There is however a dangerous side to fleas, we all know they were responsible for transmission of plague and thankfully we don’t have that to contend with anymore but they can set off serious skin irritations in susceptible people including dermatitis.

They also have a more sinister side. The flea is an intermediate host for tapeworm.

When the flea dines on an animal infected with tapeworm it can ingest the worm eggs which pass into its guts. These infected fleas can then be ingested by a cat or dog during self-grooming and the worms infect the new host.

Worse still it is easy for a human baby or toddler to accidentally ingest these fleas when crawling on flea infested carpets.

In order to clear a flea infestation it will be necessary to treat both the animal and the carpets and soft furnishings of the property and outdoor areas where the animal may frequently visit. A professional pest controller will often use both an insecticide and a growth retardant hormone to interfere with the flea life-cycle. The cat or dog will need to be treated at the same time by a veterinary surgeon.

Some people attempt to deal with a flea infestation using small cans of flea spray bought from a vet or over the counter.

These sprays rarely solve the problem as there simply isn’t enough insecticide. On an average three bedroomed house we would probably use around five litres of insecticide, work out the cost of how many cans you would have to buy to use the same quantity.

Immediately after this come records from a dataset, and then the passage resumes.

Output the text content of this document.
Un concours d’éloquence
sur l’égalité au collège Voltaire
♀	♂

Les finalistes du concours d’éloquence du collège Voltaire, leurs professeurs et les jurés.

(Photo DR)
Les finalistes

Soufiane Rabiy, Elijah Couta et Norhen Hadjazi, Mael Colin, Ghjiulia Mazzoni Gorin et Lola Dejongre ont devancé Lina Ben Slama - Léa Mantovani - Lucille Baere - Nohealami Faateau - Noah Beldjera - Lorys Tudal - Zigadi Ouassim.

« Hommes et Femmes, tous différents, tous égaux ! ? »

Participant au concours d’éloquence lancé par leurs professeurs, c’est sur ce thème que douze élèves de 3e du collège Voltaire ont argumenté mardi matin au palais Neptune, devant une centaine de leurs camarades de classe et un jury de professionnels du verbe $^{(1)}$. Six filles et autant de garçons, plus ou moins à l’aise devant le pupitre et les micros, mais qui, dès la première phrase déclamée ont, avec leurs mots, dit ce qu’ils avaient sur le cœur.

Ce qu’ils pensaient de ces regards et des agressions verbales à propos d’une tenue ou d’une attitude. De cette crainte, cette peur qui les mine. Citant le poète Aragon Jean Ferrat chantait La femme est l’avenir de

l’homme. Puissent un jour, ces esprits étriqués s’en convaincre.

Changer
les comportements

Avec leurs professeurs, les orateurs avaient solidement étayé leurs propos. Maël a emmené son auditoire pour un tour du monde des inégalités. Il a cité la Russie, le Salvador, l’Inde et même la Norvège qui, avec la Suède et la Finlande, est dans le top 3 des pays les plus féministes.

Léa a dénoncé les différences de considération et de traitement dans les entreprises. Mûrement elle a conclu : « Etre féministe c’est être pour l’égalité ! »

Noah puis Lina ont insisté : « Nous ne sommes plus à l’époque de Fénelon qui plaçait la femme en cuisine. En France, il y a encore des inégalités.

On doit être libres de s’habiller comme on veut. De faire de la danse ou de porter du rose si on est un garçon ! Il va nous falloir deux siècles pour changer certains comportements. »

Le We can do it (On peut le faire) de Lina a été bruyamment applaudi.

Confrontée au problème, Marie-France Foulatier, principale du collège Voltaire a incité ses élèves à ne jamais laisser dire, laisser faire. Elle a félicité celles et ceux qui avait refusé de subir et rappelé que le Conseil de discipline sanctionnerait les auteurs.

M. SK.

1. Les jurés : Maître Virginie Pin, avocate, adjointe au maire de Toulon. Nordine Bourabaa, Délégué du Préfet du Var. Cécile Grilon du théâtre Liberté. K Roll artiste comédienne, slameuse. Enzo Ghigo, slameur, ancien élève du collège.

A house must be properly prepared before a treatment which means everything must come up off the floor which isn’t furniture, giving us sight of as much of the carpets as possible.

You must vacuum all carpets prior to the treatment and then refrain from vacuuming carpets or mopping floors for a period of 21 days after the treatment.

You will need to vacate the property, taking any pets with you, for a period of about four hours after the treatment.

As a guide to cost you should count up the total number of rooms in your home, count the hall, stairs and landing as one room and include all rooms no matter how small. For houses with up to eight rooms we charge £95 and for 9 – 12 rooms we charge £125. Over 12 rooms please ring for a quote.

Providing you have properly prepared your home and have had your pets treated by a vet we guarantee our work and we will return free of charge if you are still seeing live fleas after 21 days, although this rarely happens.